Phylogenetic analysis
Many methods that exploit phylogenetic inference use the 16SRNA gene for Archea and Bacteria and the 18SRNA gene for Eukaryotes. Phylogenetic comparative methods are based on the comparison of multiple traits among microorganisms; the principle is: the closely they are related, the higher number of traits they share. Usually PCS are coupled with phylogenetic generalized least square or other statistical analysis to get more significant results. Ancestral state reconstruction is used in microbiome studies to impute trait values for taxa whose traits are unknown. This is commonly performed with PICRUSt, which relies on available databases. Phylogenetic variables are chosen by researchers according to the type of study: through the selection of some variables with significant biological informations, it is possible to reduce the dimension of the data to analyse.Phylogenetic aware distance is usually performed with UniFrac or similar tools, such as Soresen's index or Rao's D, to quantify the differences between the different communities. All this methods are negatively affected by horizontal gene transmission, since it can generate errors and lead to the correlation of distant species. There are different ways to reduce the negative impact of HGT: the use of multiple genes or computational tools to assess the probability of putative HGT events.

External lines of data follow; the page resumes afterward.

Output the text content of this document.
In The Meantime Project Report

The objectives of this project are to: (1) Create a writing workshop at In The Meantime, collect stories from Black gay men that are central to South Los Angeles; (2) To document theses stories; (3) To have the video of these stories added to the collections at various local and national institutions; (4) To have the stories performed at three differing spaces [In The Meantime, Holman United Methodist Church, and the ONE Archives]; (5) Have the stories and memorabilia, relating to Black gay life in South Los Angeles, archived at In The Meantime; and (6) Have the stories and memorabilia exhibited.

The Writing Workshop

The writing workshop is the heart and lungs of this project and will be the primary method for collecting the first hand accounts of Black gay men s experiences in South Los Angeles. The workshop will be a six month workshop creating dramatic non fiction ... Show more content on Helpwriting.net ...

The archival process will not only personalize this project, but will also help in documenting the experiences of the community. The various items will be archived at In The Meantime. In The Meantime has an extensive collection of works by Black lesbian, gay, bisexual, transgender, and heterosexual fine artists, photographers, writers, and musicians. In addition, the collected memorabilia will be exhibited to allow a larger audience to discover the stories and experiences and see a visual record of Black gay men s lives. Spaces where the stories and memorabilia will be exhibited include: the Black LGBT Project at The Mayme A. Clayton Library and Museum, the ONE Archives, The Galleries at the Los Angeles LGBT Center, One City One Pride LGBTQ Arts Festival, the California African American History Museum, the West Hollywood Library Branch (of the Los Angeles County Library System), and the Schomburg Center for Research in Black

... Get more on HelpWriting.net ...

Ecological Network analysis
Microbial communities develop in a very complex dynamic which can be viewed and analyzed as an ecosystem. The ecological interactions between microbes govern its change, equilibrium and stability, and can be represented by a population dynamic model.The ongoing study of ecological features of the microbiome is growing rapidly and allows to understand the fundamental properties of the microbiome. Understanding the underlying rules of microbial community could help with treating diseases related to unstable microbial communities.
A very basic question is if different humans, who share different microbial communities, have the same underlying microbial dynamics. Increasing evidence and indications have found that the dynamics is indeed universal. This question is a basic step that will allow scientists to develop treatment strategies, based on the complex dynamics of human microbial communities.
There are more important properties on which considerations should be taken into account for developing interventions strategies for controlling the human microbial dynamics. Controlling the microbial communities could result in solving very bad and harmful diseases.